For 1.5 minutes to form a paste PVC sheet. Thereafter, the silicon paper was peeled off, and a sheet material of the present invention having a natural leather-like constriction on the surface was obtained.

[0038]

[Table 1]

This sheet material was used as the inner backing cloth of a shoe, and bonded to a synthetic leather upper covering material with a high frequency welder to prepare a shoe upper covering. The shoes manufactured using the upper cover had a beautiful finish at the mouth portion, the softness of the entire inner lining cloth including the portion, and the sense of quality. When the new shoes were worn for a long time, no shoe rubbing occurred. When the shoes were put on and taken off at a rate of about 200 times a day for one month, no delamination was observed in any part of the shoes as well as in the mouth parts.

COMPARATIVE EXAMPLES 1-4 As a middle backing cloth, calendered vinyl chloride leather (Comparative Example 1), paste vinyl chloride leather (Comparative Example 2), polyester polyol obtained by reacting 1,4-butanediol with adipic acid were used. Paste vinyl chloride leather having a polyurethane coating layer obtained by reacting with diphenylmethane diisocyanate (Comparative Example 3), and surface treatment of the paste vinyl chloride leather having a polyurethane coating layer of Comparative Example 3 with a surface treatment agent comprising a vinyl chloride resin Four types of shoes were manufactured in the same manner as in Example 1 except that each of the shoes (Comparative Example 4) was used.
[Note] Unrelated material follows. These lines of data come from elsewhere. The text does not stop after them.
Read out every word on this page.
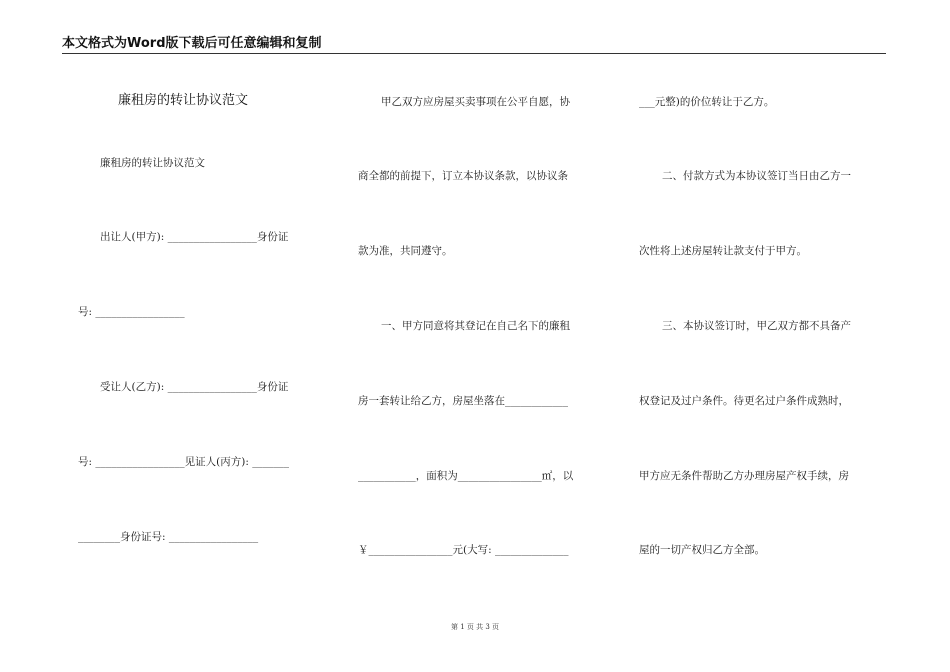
本文格式为Word版下载后可任意编辑和复制
廉租房的转让协议范文
廉租房的转让协议范文
出让人(甲方): _________________身份证
号: _________________
受让人(乙方): _________________身份证
号: _________________见证人(丙方): _______
________身份证号: _________________
甲乙双方应房屋买卖事项在公平自愿，协
商全都的前提下，订立本协议条款，以协议条
款为准，共同遵守。
一、甲方同意将其登记在自己名下的廉租
房一套转让给乙方，房屋坐落在____________
___________，面积为________________㎡，以
￥________________元(大写: ______________
___元整)的价位转让于乙方。
二、付款方式为本协议签订当日由乙方一
次性将上述房屋转让款支付于甲方。
三、本协议签订时，甲乙双方都不具备产
权登记及过户条件。待更名过户条件成熟时，
甲方应无条件帮助乙方办理房屋产权手续，房
屋的一切产权归乙方全部。
第 1 页 共 3 页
With respect to these four types of shoes, the same experiment as in Example 1 for rubbing and durability was performed. As a result, the shoe of Comparative Example 1 was durable, but lacked in flexibility, and slightly rubbed the shoe. The shoe of Comparative Example 2 had flexibility, but lacked durability, and peeled off at several places of the inner lining during long-time use. The shoes of Comparative Example 3 had considerable surface roughness and had no commercial value.
Therefore, instead of the above polyurethane, a grade of polyurethane having no surface roughness was used. However, since high-frequency fusion was extremely difficult, shoes were manufactured by using a thread. The finish at the mouth portion of the shoe was considerably inferior to the shoes of Example 1 and Comparative Examples 1, 2, and 4.
The shoe rubbing and durability were good. In the shoe of Comparative Example 4, high-frequency fusion was possible under the same conditions as in Example 1, and shoe rubbing and durability were good. However, the unevenness of the natural leather-like unevenness formed on the polyurethane coating layer was obtained. Disappeared and lacked a sense of quality.

[0042]

As described above in detail, according to the sheet material of the present invention, high-frequency welding is possible and is extremely useful as a material for various articles requiring joining. Further, the sheet material of the present invention is obtained by combining two types of resin sheets without requiring an adhesive, and retains the properties of each resin sheet without being hindered by the action of the adhesive. Things. Therefore, the excellent flexibility, texture, touch, high-grade feeling, etc. of the paste PVC sheet and the excellent high-frequency fusion property, surface strength, etc. of the acrylic-urethane copolymer as the coating layer can be provided as they are.

Claims (1)

(57) [Claims] 1. A high-frequency fusing sheet material comprising a vinyl chloride resin sheet formed by paste molding and a coating layer made of an acrylic-urethane copolymer provided thereon.